Le déploiement de « brigades » sanitaires

Santé

Le Premier ministre a annoncé la mise en place, dans chaque département, de « brigades » sanitaires chargées d’identifier toutes les personnes ayant croisé le chemin d’un malade porteur du Covid-19.

Lors de la présentation de la stratégie nationale de déconfinement, le 28 avril 2020 à la tribune de l’Assemblée nationale, le Premier ministre a confirmé l’objectif de réaliser au moins 700 000 tests virologiques par semaine à compter du 11 mai 2020. « Dès lors qu’une personne aura été testée positive, nous engagerons un travail d’identification et le test de tous ceux, symptomatiques ou non, qui auront eu un contact rapproché avec elle. Tous ces cas contacts seront testés et seront invités à s’isoler, compte tenu des incertitudes sur la durée d’incubation », a déclaré Édouard Philippe.

À cet effet, des « brigades » sanitaires sont en cours de constitution dans chaque département. Celles-ci sont chargées de remonter la liste des cas contacts, de les appeler, de les inviter à se faire tester, en leur indiquant à quel endroit ils doivent se rendre. Les « brigades » vérifieront ensuite que les tests ont bien été réalisés et que leurs résultats donnent lieu à l’application correcte de la doctrine nationale. « L’objectif final de cette politique ambitieuse de tests, c’est de permettre d’isoler au plus vite les porteurs du virus afin de casser les chaînes de transmission », a précisé le Premier ministre.
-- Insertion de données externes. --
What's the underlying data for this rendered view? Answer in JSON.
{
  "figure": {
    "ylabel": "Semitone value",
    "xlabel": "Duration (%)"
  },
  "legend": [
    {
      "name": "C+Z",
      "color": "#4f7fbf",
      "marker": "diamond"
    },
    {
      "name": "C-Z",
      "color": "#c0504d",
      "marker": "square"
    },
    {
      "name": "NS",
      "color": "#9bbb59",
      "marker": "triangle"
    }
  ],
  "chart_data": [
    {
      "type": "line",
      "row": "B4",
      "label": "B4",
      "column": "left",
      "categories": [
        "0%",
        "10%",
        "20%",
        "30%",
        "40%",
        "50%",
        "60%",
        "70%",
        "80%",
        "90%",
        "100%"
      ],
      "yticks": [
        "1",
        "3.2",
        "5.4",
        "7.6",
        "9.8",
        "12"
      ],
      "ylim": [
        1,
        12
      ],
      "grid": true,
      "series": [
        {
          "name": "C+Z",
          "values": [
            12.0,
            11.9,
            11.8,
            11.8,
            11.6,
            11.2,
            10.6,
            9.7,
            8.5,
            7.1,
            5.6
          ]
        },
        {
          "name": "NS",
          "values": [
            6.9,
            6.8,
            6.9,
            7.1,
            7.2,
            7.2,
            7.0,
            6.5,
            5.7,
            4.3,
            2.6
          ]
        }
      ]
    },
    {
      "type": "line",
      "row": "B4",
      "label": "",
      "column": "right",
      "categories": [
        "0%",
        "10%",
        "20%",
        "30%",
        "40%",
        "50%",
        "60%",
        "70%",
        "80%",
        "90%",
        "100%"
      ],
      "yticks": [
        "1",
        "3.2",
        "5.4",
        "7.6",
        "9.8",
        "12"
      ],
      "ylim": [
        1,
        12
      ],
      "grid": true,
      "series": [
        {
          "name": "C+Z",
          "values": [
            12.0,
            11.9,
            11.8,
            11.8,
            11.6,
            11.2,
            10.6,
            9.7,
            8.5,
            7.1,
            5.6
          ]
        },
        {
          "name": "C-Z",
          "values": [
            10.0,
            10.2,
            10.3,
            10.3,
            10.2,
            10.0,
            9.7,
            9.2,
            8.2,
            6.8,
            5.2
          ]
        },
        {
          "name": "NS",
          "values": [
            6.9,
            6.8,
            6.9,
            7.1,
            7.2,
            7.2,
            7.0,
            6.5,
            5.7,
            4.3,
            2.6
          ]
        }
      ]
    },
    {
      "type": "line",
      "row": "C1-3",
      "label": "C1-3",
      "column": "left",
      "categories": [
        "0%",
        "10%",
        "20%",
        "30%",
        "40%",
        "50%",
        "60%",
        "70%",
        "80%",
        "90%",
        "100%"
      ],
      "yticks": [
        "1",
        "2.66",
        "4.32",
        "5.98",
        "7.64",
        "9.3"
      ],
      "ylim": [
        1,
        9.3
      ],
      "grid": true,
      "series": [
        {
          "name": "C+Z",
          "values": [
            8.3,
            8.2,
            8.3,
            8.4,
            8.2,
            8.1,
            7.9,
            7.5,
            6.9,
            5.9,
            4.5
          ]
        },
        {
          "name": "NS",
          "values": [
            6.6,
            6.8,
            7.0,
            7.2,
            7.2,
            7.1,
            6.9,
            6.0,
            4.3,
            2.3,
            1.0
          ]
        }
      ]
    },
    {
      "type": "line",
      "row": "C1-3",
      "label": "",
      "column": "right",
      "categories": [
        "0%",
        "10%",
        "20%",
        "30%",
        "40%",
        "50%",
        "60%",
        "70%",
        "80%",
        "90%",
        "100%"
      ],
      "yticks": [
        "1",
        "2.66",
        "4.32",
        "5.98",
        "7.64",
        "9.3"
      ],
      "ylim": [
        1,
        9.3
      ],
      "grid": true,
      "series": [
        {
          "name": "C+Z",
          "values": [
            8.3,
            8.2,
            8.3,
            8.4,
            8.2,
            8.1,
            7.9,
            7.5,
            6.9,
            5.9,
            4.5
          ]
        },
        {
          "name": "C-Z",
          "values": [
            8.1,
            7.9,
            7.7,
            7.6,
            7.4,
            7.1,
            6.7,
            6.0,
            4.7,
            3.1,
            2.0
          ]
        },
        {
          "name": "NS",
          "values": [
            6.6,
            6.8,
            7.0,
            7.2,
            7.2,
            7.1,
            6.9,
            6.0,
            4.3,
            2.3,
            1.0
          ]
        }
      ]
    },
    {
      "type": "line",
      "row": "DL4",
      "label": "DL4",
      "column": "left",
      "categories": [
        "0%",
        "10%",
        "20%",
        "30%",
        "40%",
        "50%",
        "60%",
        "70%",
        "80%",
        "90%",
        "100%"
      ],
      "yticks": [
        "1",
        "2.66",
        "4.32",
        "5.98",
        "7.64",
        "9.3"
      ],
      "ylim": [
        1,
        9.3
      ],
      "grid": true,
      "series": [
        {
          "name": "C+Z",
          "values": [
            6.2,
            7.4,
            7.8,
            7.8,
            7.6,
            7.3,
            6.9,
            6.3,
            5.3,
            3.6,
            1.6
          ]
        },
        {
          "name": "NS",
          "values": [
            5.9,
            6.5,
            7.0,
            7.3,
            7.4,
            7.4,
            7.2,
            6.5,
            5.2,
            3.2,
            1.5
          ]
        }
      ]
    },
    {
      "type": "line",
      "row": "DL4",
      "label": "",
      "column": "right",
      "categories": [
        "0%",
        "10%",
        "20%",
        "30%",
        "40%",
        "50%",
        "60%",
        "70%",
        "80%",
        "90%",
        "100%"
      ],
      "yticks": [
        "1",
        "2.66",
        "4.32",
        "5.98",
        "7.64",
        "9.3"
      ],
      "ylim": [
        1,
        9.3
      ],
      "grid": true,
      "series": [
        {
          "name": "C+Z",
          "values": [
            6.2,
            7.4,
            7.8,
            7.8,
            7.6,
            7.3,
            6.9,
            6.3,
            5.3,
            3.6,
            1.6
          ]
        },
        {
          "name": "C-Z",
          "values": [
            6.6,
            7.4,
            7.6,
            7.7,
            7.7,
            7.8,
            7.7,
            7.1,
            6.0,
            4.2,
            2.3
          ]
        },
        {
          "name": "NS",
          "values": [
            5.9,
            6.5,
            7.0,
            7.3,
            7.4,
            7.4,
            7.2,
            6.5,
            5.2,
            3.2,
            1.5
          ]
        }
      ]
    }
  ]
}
Pour tracer les contacts et remonter jusqu’à ceux qui ont croisé le chemin d’un malade, il faut faire appel à des effectifs supplémentaires pour renforcer les professionnels de santé libéraux, notamment médecins généralistes et infirmiers libéraux, qui constituent, « d’une certaine manière, la première ligne dans cette recherche des cas contacts pour tout ce qui concerne la cellule familiale ». Ainsi, ce dispositif inédit en France devrait mobiliser près de 5 000 collaborateurs de l’assurance maladie. Les « brigades » sanitaires pourront également accueillir des personnels des centres communaux d’action sociale (CCAS), des mairies et des conseils départementaux, mais aussi des personnels mis à disposition par les grandes associations. La Croix-Rouge française, par exemple, s’est dit prête à participer à l’opération.

Toutefois, c’est aux équipes locales qu’il revient d’organiser ces « brigades ». « Mais, ce qui est certain, c’est qu’ils ne seront pas tous médecins. Il faudra donc que la loi les autorise à participer à ces enquêtes épidémiologiques, dans lesquelles l’accès à des données médicalisées pourra être nécessaire », a expliqué le Premier ministre, le 28 avril 2020. C’est notamment l’objet de la loi prorogeant l’état d’urgence sanitaire promulguée ce mardi 12 mai 2020. Un décret devra néanmoins venir la compléter.